**Sample Exam Questions**

S3.2 Functions and operators (Operators)

Choose one appropriate statement about an operator to use in PostgreSQL.

- You can use // to obtain the integer quotient by discarding the remainder in division. For example, 5 // 3 results in 1.
- You can use % to find the remainder of the division. For example, 5 % 3 results in 2.
- ** can be used to calculate the power. For example, 5 ** 3 results in 125.
- You can use || to determine the logical OR. For example, true || false is true.
- You can use + to concatenate strings. For example, 'abc' + 'def' results in 'abcdef'.

※This sample exam is different from those that appear in the actual OSS-DB Exam.

2024/05/02

Many of the operators used in various computations are common across many programming languages, including SQL. However, it is important to note that some operators may not be available or may serve different purposes depending on the language. This is also true in SQL, where the availability and purpose of certain operators can vary depending on the type of RDBMS.

Most languages use the / operator for division. In many languages, including SQL, if both the dividend and divisor are integers, the quotient is also an integer. If at least one of them is a real number, the quotient is a real number. The // operator, which calculates the integer quotient by discarding the remainder, was introduced in Python 3.x. However, it is not available in PostgreSQL. In Python 3, the quotient is a real number even when dividing integers.

Many languages use the % operator to calculate the remainder of a division.

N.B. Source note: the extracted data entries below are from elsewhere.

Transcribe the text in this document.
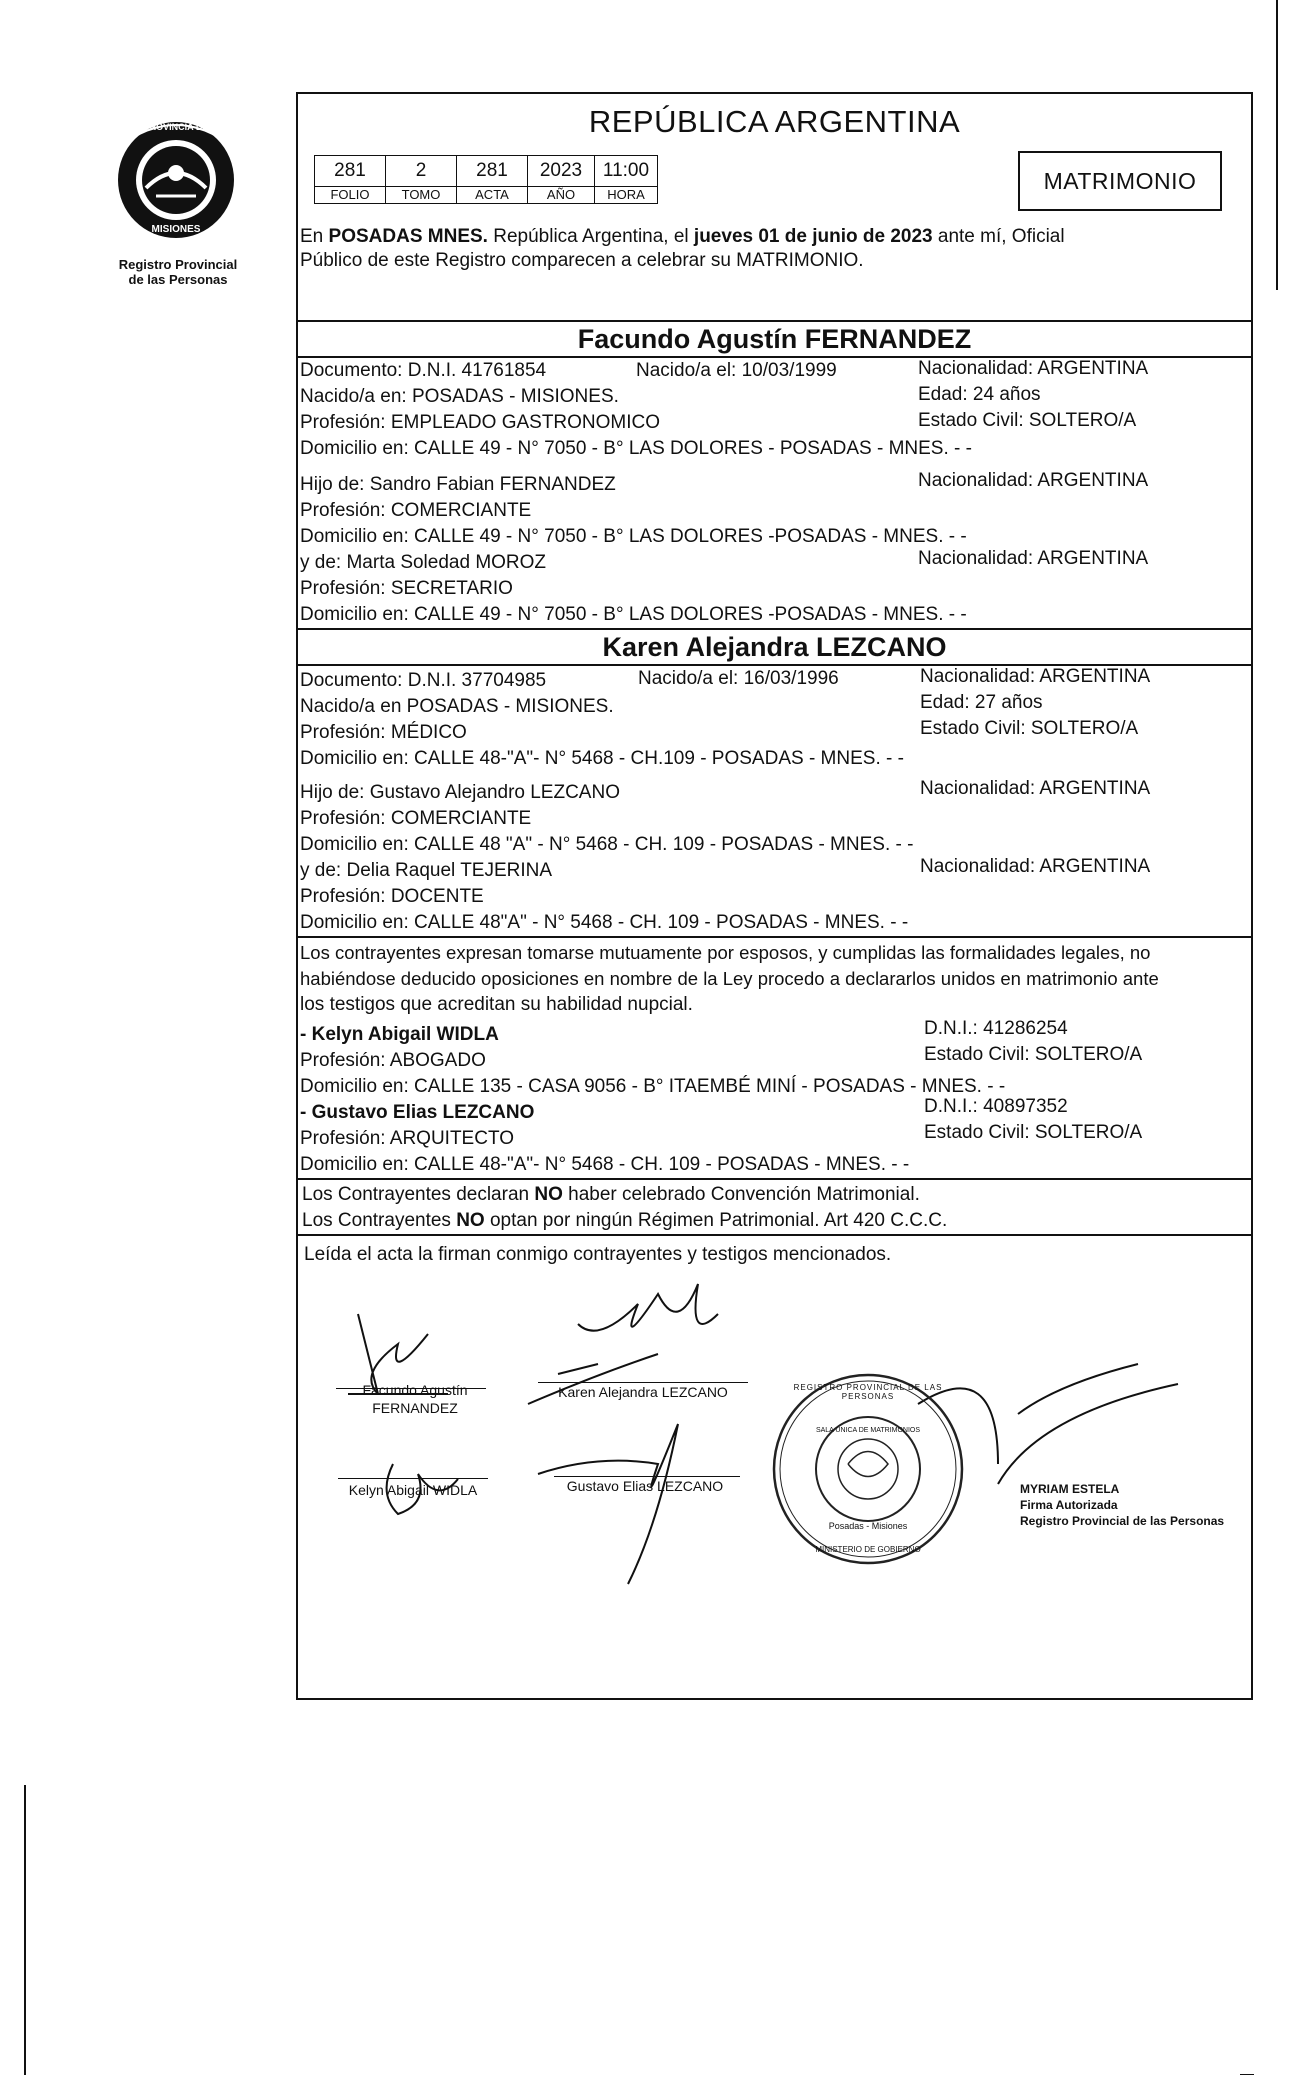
PROVINCIA DE
MISIONES
Registro Provincial
de las Personas
REPÚBLICA ARGENTINA
281	2	281	2023	11:00
FOLIO	TOMO	ACTA	AÑO	HORA
MATRIMONIO
En POSADAS MNES. República Argentina, el jueves 01 de junio de 2023 ante mí, Oficial
Público de este Registro comparecen a celebrar su MATRIMONIO.
Facundo Agustín FERNANDEZ
Documento: D.N.I. 41761854	Nacido/a el: 10/03/1999	Nacionalidad: ARGENTINA
Nacido/a en: POSADAS - MISIONES.	Edad: 24 años
Profesión: EMPLEADO GASTRONOMICO	Estado Civil: SOLTERO/A
Domicilio en: CALLE 49 - N° 7050 - B° LAS DOLORES - POSADAS - MNES. - -
Hijo de: Sandro Fabian FERNANDEZ	Nacionalidad: ARGENTINA
Profesión: COMERCIANTE
Domicilio en: CALLE 49 - N° 7050 - B° LAS DOLORES -POSADAS - MNES. - -
y de: Marta Soledad MOROZ	Nacionalidad: ARGENTINA
Profesión: SECRETARIO
Domicilio en: CALLE 49 - N° 7050 - B° LAS DOLORES -POSADAS - MNES. - -
Karen Alejandra LEZCANO
Documento: D.N.I. 37704985	Nacido/a el: 16/03/1996	Nacionalidad: ARGENTINA
Nacido/a en POSADAS - MISIONES.	Edad: 27 años
Profesión: MÉDICO	Estado Civil: SOLTERO/A
Domicilio en: CALLE 48-"A"- N° 5468 - CH.109 - POSADAS - MNES. - -
Hijo de: Gustavo Alejandro LEZCANO	Nacionalidad: ARGENTINA
Profesión: COMERCIANTE
Domicilio en: CALLE 48 "A" - N° 5468 - CH. 109 - POSADAS - MNES. - -
y de: Delia Raquel TEJERINA	Nacionalidad: ARGENTINA
Profesión: DOCENTE
Domicilio en: CALLE 48"A" - N° 5468 - CH. 109 - POSADAS - MNES. - -
Los contrayentes expresan tomarse mutuamente por esposos, y cumplidas las formalidades legales, no
habiéndose deducido oposiciones en nombre de la Ley procedo a declararlos unidos en matrimonio ante
los testigos que acreditan su habilidad nupcial.
- Kelyn Abigail WIDLA	D.N.I.: 41286254
Profesión: ABOGADO	Estado Civil: SOLTERO/A
Domicilio en: CALLE 135 - CASA 9056 - B° ITAEMBÉ MINÍ - POSADAS - MNES. - -
- Gustavo Elias LEZCANO	D.N.I.: 40897352
Profesión: ARQUITECTO	Estado Civil: SOLTERO/A
Domicilio en: CALLE 48-"A"- N° 5468 - CH. 109 - POSADAS - MNES. - -
Los Contrayentes declaran NO haber celebrado Convención Matrimonial.
Los Contrayentes NO optan por ningún Régimen Patrimonial. Art 420 C.C.C.
Leída el acta la firman conmigo contrayentes y testigos mencionados.
Facundo Agustín
FERNANDEZ
Karen Alejandra LEZCANO
Kelyn Abigail WIDLA	Gustavo Elias LEZCANO
REGISTRO PROVINCIAL DE LAS PERSONAS
SALA ÚNICA DE MATRIMONIOS
Posadas - Misiones
MINISTERIO DE GOBIERNO
MYRIAM ESTELA
Firma Autorizada
Registro Provincial de las Personas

The SQL standard does not define the % operator, and instead uses the MOD function. However, some databases, including PostgreSQL, allow the use of the % operator to calculate the remainder.

For exponentiation, many languages use the ** or ^ operator. In SQL, it is common to use the POW or POWER functions. However, in addition to POW and POWER, PostgreSQL also supports the ^ operator for exponentiation. The ** operator is not available.

Many languages use || for logical OR, but in SQL, the keyword OR is used as the logical OR operator. || is used for string concatenation.

Many languages use + for string concatenation, but SQL uses ||. + is strictly an operator for addition, so expressions like 'abc' + 'def' will result in an error. Incidentally, '1' + '2' will also result in an error, but '1' + 2 or 1 + '2' will result in 3.

**Therefore, the correct answer is B.**

Even if you are a database engineer, it's not enough to just know SQL. For example, in web-based systems, you often use it in combination with languages like PHP, Python, and JavaScript. There are several examples where the same operation uses different operators or functions, or the same operator is used for different purposes, so be careful not to get confused.